Connections arrive at the correct pod
What happened?
curl produces curl: (56) Recv failure: Connection reset by peer
How to reproduce it?
For us, just sending lots of traffic over the network shows the issue quite well.

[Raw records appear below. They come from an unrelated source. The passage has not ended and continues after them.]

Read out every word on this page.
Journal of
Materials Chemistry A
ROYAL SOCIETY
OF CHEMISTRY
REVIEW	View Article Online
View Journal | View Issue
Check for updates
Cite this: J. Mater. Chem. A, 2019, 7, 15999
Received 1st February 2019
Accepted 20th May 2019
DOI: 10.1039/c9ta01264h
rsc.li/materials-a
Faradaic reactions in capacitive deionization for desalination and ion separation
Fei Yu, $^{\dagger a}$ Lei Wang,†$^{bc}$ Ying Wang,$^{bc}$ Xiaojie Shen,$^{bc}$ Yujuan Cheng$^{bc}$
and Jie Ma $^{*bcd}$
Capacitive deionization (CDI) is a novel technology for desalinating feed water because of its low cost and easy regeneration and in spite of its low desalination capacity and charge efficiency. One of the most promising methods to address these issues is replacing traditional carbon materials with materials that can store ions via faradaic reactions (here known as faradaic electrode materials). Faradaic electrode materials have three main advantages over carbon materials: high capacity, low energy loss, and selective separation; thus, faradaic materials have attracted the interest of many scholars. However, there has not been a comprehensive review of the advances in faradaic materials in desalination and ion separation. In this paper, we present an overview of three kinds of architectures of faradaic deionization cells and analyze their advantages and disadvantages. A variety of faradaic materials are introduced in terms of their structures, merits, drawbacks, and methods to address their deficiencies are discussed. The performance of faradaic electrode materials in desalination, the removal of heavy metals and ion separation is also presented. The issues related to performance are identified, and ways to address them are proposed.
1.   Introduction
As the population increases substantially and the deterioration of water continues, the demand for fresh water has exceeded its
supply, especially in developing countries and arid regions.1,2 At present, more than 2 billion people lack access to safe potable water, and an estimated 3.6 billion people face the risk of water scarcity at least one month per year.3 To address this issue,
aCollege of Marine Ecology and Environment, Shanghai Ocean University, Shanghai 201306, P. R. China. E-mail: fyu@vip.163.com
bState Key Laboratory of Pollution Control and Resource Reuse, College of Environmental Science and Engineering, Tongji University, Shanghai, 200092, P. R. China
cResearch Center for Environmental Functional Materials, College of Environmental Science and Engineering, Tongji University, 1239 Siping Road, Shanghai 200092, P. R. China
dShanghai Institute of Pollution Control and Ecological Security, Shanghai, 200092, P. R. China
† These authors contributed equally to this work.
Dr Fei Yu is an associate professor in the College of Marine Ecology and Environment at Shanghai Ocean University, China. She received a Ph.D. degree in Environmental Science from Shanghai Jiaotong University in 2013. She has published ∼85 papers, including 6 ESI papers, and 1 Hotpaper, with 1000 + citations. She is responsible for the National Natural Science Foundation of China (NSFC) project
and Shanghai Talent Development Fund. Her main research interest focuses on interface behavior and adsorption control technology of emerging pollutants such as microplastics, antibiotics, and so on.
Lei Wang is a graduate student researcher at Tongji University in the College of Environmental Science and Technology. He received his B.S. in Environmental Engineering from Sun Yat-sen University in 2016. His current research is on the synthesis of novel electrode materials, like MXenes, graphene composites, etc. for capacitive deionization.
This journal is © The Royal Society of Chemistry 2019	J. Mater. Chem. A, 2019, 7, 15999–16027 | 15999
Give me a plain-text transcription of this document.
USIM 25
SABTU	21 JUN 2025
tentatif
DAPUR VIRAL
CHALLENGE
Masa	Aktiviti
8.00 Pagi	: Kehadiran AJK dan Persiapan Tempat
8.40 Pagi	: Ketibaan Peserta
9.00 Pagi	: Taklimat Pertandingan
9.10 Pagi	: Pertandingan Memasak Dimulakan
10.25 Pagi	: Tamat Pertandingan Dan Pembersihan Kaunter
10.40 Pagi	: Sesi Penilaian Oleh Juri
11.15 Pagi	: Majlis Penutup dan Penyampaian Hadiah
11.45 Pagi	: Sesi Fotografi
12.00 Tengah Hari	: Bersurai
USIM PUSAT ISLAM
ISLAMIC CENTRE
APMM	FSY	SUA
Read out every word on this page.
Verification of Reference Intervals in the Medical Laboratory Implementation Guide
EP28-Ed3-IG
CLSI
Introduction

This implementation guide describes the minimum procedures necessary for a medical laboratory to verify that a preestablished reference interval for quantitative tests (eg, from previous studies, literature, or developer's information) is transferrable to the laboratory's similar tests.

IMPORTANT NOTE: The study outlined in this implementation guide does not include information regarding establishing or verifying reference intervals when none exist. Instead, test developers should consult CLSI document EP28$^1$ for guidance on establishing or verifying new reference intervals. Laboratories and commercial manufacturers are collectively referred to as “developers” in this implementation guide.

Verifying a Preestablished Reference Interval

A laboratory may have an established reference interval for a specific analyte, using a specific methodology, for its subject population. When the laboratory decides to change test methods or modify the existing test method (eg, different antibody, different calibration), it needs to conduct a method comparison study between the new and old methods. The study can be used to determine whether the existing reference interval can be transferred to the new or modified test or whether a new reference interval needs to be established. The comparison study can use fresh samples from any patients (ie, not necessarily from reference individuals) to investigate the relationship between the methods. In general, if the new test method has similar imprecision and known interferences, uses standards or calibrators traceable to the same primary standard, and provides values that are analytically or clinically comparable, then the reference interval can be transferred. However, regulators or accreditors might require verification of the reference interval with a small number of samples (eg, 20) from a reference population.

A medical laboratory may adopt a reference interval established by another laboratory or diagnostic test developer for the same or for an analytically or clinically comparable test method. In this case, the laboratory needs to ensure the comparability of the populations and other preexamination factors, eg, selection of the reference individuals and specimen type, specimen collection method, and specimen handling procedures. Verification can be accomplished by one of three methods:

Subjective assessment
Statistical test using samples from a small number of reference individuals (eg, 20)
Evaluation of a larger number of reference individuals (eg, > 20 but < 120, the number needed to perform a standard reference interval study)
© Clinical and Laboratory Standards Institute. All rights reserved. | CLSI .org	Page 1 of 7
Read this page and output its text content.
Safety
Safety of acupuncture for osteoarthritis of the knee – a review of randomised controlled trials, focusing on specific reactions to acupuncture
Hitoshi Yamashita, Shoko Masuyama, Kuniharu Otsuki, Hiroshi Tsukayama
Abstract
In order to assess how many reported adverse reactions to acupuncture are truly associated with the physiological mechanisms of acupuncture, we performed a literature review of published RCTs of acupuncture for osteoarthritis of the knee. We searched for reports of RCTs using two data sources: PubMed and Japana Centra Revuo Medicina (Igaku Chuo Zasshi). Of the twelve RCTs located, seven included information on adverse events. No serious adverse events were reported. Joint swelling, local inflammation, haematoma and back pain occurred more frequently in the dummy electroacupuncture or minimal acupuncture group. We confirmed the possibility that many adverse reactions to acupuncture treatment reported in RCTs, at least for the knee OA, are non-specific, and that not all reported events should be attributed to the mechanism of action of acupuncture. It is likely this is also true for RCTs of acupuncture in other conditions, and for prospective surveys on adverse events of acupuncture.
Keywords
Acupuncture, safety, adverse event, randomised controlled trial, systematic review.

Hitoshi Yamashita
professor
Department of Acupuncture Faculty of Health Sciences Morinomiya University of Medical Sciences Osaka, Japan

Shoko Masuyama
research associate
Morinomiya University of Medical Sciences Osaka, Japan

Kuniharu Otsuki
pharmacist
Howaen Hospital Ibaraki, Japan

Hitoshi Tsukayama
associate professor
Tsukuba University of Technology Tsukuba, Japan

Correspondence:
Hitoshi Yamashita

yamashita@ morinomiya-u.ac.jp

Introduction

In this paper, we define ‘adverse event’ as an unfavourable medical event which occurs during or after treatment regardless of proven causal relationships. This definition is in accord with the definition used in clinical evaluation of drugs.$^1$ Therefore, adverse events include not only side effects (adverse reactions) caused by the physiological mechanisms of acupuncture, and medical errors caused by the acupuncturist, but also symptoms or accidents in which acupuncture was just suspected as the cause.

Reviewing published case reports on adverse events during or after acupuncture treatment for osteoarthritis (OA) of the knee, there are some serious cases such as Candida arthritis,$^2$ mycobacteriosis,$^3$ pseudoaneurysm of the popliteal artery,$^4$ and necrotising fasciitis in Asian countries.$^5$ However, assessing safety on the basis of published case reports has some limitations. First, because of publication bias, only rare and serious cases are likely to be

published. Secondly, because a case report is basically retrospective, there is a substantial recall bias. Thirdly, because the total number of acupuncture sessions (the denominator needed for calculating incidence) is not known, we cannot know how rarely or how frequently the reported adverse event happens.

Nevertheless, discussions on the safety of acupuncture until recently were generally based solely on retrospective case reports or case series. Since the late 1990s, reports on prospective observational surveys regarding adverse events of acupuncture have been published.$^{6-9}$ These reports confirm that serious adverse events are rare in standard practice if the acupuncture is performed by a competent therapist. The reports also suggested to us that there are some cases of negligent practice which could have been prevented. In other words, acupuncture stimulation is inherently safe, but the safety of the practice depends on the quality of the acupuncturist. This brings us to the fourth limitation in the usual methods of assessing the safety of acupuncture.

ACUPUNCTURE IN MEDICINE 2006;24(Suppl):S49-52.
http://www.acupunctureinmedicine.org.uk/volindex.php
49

Anything else we need to know?
- Microsoft Azure
- Ubuntu 16.04
- Kubernetes 1.11.1
- Kubernetes configured manually, can provide systemd unit examples if required.
Versions:
Weave:
cpressland@prod-worker-08 ~ sudo docker exec -it $(sudo docker ps | grep weave_weave | cut -c 1-12) ./weave --local version
weave 2.3.0
Docker:
cpressland@prod-worker-08 ~ sudo docker version
Client:
Version: 17.03.2-ce
API version: 1.27
Go version: go1.7.5
Git commit: f5ec1e2
Built: Tue Jun 27 03:35:14 2017
OS/Arch: linux/amd64
Server:
Version: 17.03.2-ce
API version: 1.27 (minimum version 1.12)
Go version: go1.7.5
Git commit: f5ec1e2
Built: Tue Jun 27 03:35:14 2017
OS/Arch: linux/amd64
Experimental: false
uname -a:
cpressland@prod-worker-08 ~ uname -a
Linux prod-worker-08 4.15.0-1014-azure #14~16.04.1-Ubuntu SMP Thu Jun 14 15:42:55 UTC 2018 x86_64 x86_64 x86_64 GNU/Linux
kubectl:
cpressland@prod-controller-01 ~ kubectl version
Client Version: version.Info{Major:"1", Minor:"11", GitVersion:"v1.11.1", GitCommit:"b1b29978270dc22fecc592ac55d903350454310a", GitTreeState:"clean", BuildDate:"2018-07-17T18:53:20Z", GoVersion:"go1.10.3", Compiler:"gc", Platform:"linux/amd64"}
Server Version: version.Info{Major:"1", Minor:"11", GitVersion:"v1.11.1", GitCommit:"b1b29978270dc22fecc592ac55d903350454310a", GitTreeState:"clean", BuildDate:"2018-07-17T18:43:26Z", GoVersion:"go1.10.3", Compiler:"gc", Platform:"linux/amd64"}
Logs:
Weave Logs: weave-logs-1-hour.xlsx
Nothing interesting or concerning in the kubelet or docker logs.
Network:
ip route (worker-06):
cpressland@prod-worker-06 ~ ip route
default via 10.2.1.1 dev eth0
10.2.1.0/24 dev eth0 proto kernel scope link src 10.2.1.9
10.32.0.0/12 dev weave proto kernel scope link src 10.34.0.1
168.63.129.16 via 10.2.1.1 dev eth0
169.254.169.254 via 10.2.1.1 dev eth0
172.17.0.0/16 dev docker0 proto kernel scope link src 172.17.0.1 linkdown
ip -4 -o addr
cpressland@prod-worker-06 ~ ip -4 -o addr
1: lo inet 127.0.0.1/8 scope host lo\ valid_lft forever preferred_lft forever
2: eth0 inet 10.2.1.9/24 brd 10.2.1.255 scope global eth0\ valid_lft forever preferred_lft forever
3: docker0 inet 172.17.0.1/16 scope global docker0\ valid_lft forever preferred_lft forever
6: weave inet 10.34.0.1/12 brd 10.47.255.255 scope global weave\ valid_lft forever preferred_lft forever
sudo iptables-save: https://gist.github.com/cpressland/9745d9e2fd9547c06e84b6ba11aede5e
About this issue
- Original URL
- State: closed
- Created 6 years ago
- Reactions: 1
- Comments: 17 (9 by maintainers)
@Hashfyre Please open a new issue.
Issue reported in this bug is nothing to do with Weave.